Stanley Emerson adds:This was possibly related to the existence of Prohibition in Canada after the First World War. Prior to the enactment of Prohibition, Solomon stockpiled the basement full of liquor. So while the rest of Canada was dry, the house on Stewart Street was definitely wet. It may be that the car salesman was parched by Prohibition and knew of Solomon's supply. If Prohibition was not yet in force, it definitely was factor in another story, albeit one without quite the same tragic ending. Solomon had supported one of the Ottawa mayors and, in fact, Uncle Joe had helped by providing the use of the family car and his own "chauffeur" services. The mayor's son had an alcohol problem and appeared one day at the Epstein residence requesting access to the basement cache, of which he was apparently aware. He was later found unconscious on the basement floor. A discreet call was placed to the mayor's office and the mayor dispatched some policemen to retrieve his son.
My father also related that people thirsty for a drink on Simchat Torah knew that they could always have lechaim at Solomon Epstein's house.
Unfortunately, for obvious reasons, Joe never got the driving lesson. Not to worry. Sadie's brother David (Zalman's brother-in-law) volunteered to teach Joe how to drive the car. It didn't seem to matter that Uncle David didn't know how to drive either. So off they went in the Overland to practice driving around Ottawa's Rockliffe park.
Stanley Emerson adds:It is definitely true that Uncle Dave(grandma Sadie's brother) taught Uncle Joe how to drive. However, what was omitted from the story was that the site of the driving lesson, Rockliffe Park, is located at the top of the cliff overlooking the Ottawa River. As my dad related the story to me, Uncle Dave instructed him to drive straight in the direction of the precipice edge and, shortly before they reached their "destination", told him to apply the brakes. Applying the primitive brakes in those days took considerable strength but my dad managed to stop the car none too soon. It was a hair-raising experience that he related to us many times.
It worked - and Joe continued driving for the next 75 years plus.
Stanley Emerson adds:Another story had to do with the article of ladies' underclothing that was found under the back seat of the family car. After some questioning within the family, Bobba Rosenfeld (Sadie's mother) confessed that, on return from one of the regular family shopping expeditions to Watertown, New York,she had stashed some newly purchased bloomers under the seat to hide them from the Canadian Customs officer at the border. Apparently, she had neglected to retrieve this one pair, which showed up some years later.

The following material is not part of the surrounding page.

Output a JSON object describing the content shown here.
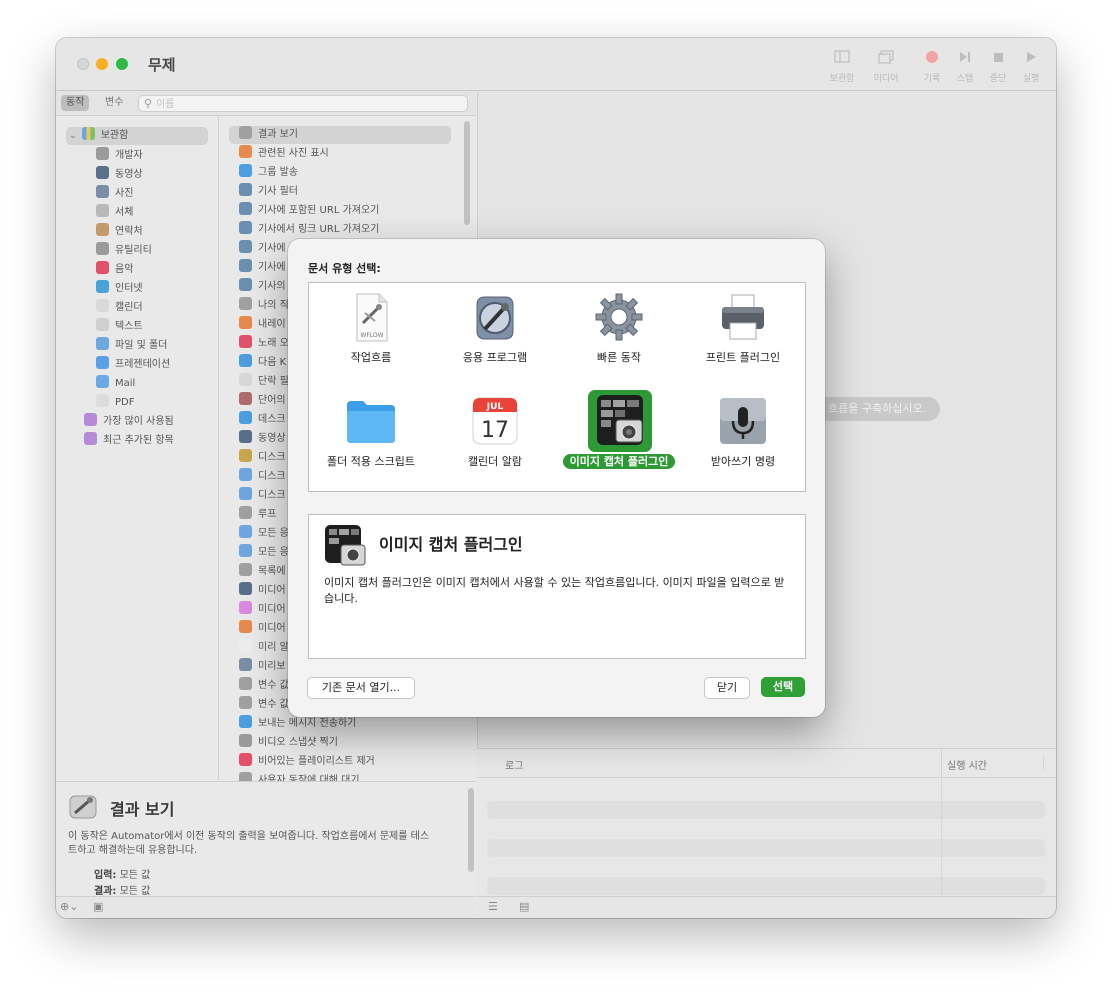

My dad told me that as the only driver in the family at that time, it was his job to drive the family on those trips over the border to Watertown. Roads were not paved and tires were such in those days that they punctured every ten miles or so. This necessitated removing the wheel and tire, patching the inner tire tube and replacing all of it until the next blowout. Quite a job for a teenage novice driver! (The tire was reinflated by a compressor which was powered by the car engine. A compressor was necessary as each tire in those days had 60 pounds of pressure.)